On Thu, Jan 24, 2019 at 07:31:32PM +0100, Alcides Viamontes E wrote:
> > But at least we know we're expected to continue to receive such
> frames until the window has not grown by at least the number of bytes
> sent since the last update
> 
> I'm lost here, what's preventing *some* user-agents from reading
> `content-length` headers and stop sending WINDOW_UPDATE frames right about
> when the stream is approaching the expected payload length, while *other*
> user-agents send WINDOW_UPDATE frames up to the last byte and beyond?
> Section 8.1.2.6 seems to imply that `content-length` is as good as ever, so
> some user-agents can get stingy and send just enough rope in  WINDOW_UPDATE
> to cover up to the last byte on the stream.

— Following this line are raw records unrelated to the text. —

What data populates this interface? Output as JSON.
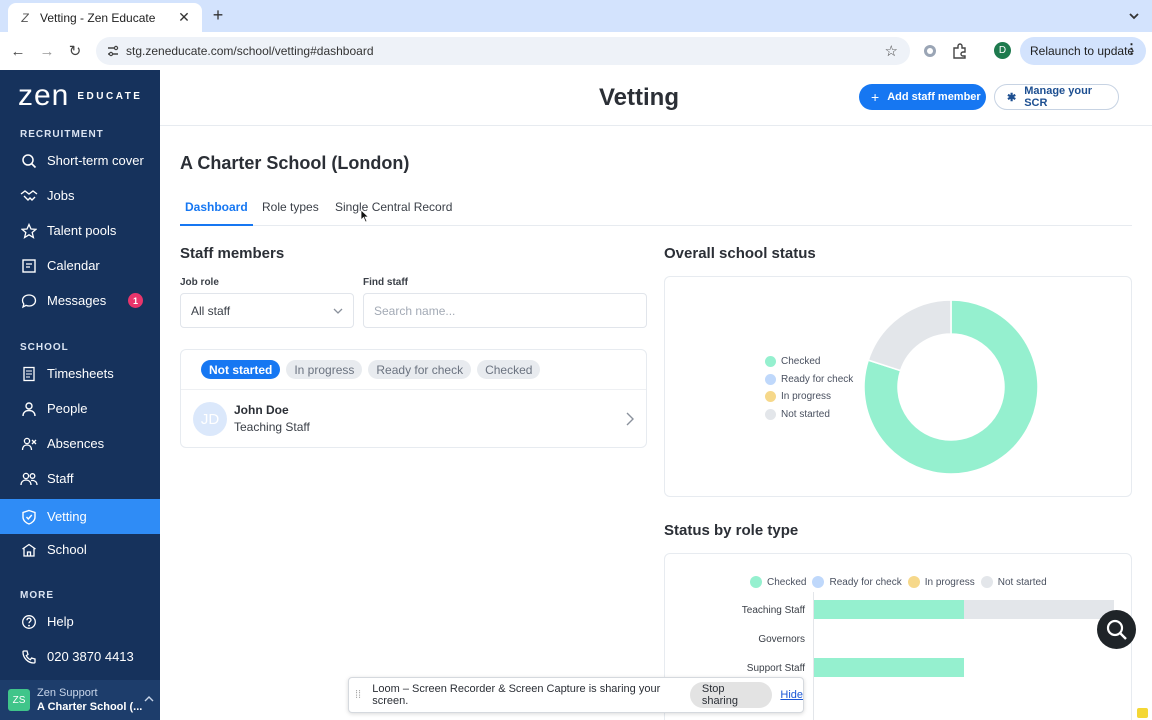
{
  "browser": {
    "tab_title": "Vetting - Zen Educate",
    "tab_favicon": "zen-z-icon",
    "url": "stg.zeneducate.com/school/vetting#dashboard",
    "profile_initial": "D",
    "relaunch_label": "Relaunch to update"
  },
  "brand": {
    "main": "zen",
    "sub": "EDUCATE"
  },
  "sidebar": {
    "sections": [
      {
        "title": "RECRUITMENT"
      },
      {
        "title": "SCHOOL"
      },
      {
        "title": "MORE"
      }
    ],
    "items": [
      {
        "label": "Short-term cover",
        "icon": "search-icon"
      },
      {
        "label": "Jobs",
        "icon": "handshake-icon"
      },
      {
        "label": "Talent pools",
        "icon": "star-icon"
      },
      {
        "label": "Calendar",
        "icon": "calendar-icon"
      },
      {
        "label": "Messages",
        "icon": "chat-icon",
        "badge": "1"
      },
      {
        "label": "Timesheets",
        "icon": "timesheet-icon"
      },
      {
        "label": "People",
        "icon": "person-icon"
      },
      {
        "label": "Absences",
        "icon": "absences-icon"
      },
      {
        "label": "Staff",
        "icon": "staff-icon"
      },
      {
        "label": "Vetting",
        "icon": "shield-check-icon",
        "active": true
      },
      {
        "label": "School",
        "icon": "school-icon"
      },
      {
        "label": "Help",
        "icon": "help-icon"
      },
      {
        "label": "020 3870 4413",
        "icon": "phone-icon"
      }
    ],
    "user": {
      "initials": "ZS",
      "line1": "Zen Support",
      "line2": "A Charter School (..."
    }
  },
  "header": {
    "title": "Vetting",
    "add_staff_label": "Add staff member",
    "manage_scr_label": "Manage your SCR"
  },
  "school_name": "A Charter School (London)",
  "tabs": [
    {
      "label": "Dashboard",
      "active": true
    },
    {
      "label": "Role types"
    },
    {
      "label": "Single Central Record"
    }
  ],
  "staff_members": {
    "title": "Staff members",
    "job_role_label": "Job role",
    "job_role_value": "All staff",
    "find_staff_label": "Find staff",
    "search_placeholder": "Search name...",
    "filters": [
      {
        "label": "Not started",
        "active": true
      },
      {
        "label": "In progress"
      },
      {
        "label": "Ready for check"
      },
      {
        "label": "Checked"
      }
    ],
    "rows": [
      {
        "initials": "JD",
        "name": "John Doe",
        "role": "Teaching Staff"
      }
    ]
  },
  "overall_status": {
    "title": "Overall school status"
  },
  "role_status": {
    "title": "Status by role type"
  },
  "colors": {
    "checked": "#95f0cf",
    "ready_for_check": "#bfd8fb",
    "in_progress": "#f6d88a",
    "not_started": "#e3e6ea",
    "primary": "#1677f2",
    "sidebar": "#16325c"
  },
  "chart_data": [
    {
      "type": "pie",
      "legend_position": "left",
      "labels": [
        "Checked",
        "Ready for check",
        "In progress",
        "Not started"
      ],
      "values": [
        80,
        0,
        0,
        20
      ],
      "donut": true
    },
    {
      "type": "bar",
      "orientation": "horizontal",
      "stacked": true,
      "legend_position": "top",
      "categories": [
        "Teaching Staff",
        "Governors",
        "Support Staff"
      ],
      "series": [
        {
          "name": "Checked",
          "values": [
            1,
            0,
            1
          ]
        },
        {
          "name": "Ready for check",
          "values": [
            0,
            0,
            0
          ]
        },
        {
          "name": "In progress",
          "values": [
            0,
            0,
            0
          ]
        },
        {
          "name": "Not started",
          "values": [
            1,
            0,
            0
          ]
        }
      ],
      "xlim": [
        0,
        2
      ]
    }
  ],
  "overlays": {
    "loom_message": "Loom – Screen Recorder & Screen Capture is sharing your screen.",
    "stop_sharing": "Stop sharing",
    "hide": "Hide"
  }
}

Excellent point, I hadn't thought about it! That's why I really needed
to expose the problem!

> Acknowledging reception of the ES and forbidding WINDOW_UPDATE after such
> an acknowledgment would indeed provide a nice solution, though perhaps it
> would be better to use a new explicit frame, e.g. STREAM_CLOSED_ACK. I
> suspect this frame would even be useful in the opposite situation when the
> user-agent is doing a large upload and wants to transition from
> half-closed(remote) to closed as soon as it is done.

Possibly indeed.

> > We could imagine a lot of dirty time-based workarounds for this, but
> they would only steer the problem to another area.
> 
> We had to go the way of the dirty time-based workarounds to implement
> seamless reloads, and unless all user-agents implement a solution at once,
> I don't think we can get rid of them :-( ...

/me is sad to read this :-(

At least with an extension, only the connections not handled by clients
supporting the extension would stay alive, this could significantly limit
the extent of the problem once major clients support it.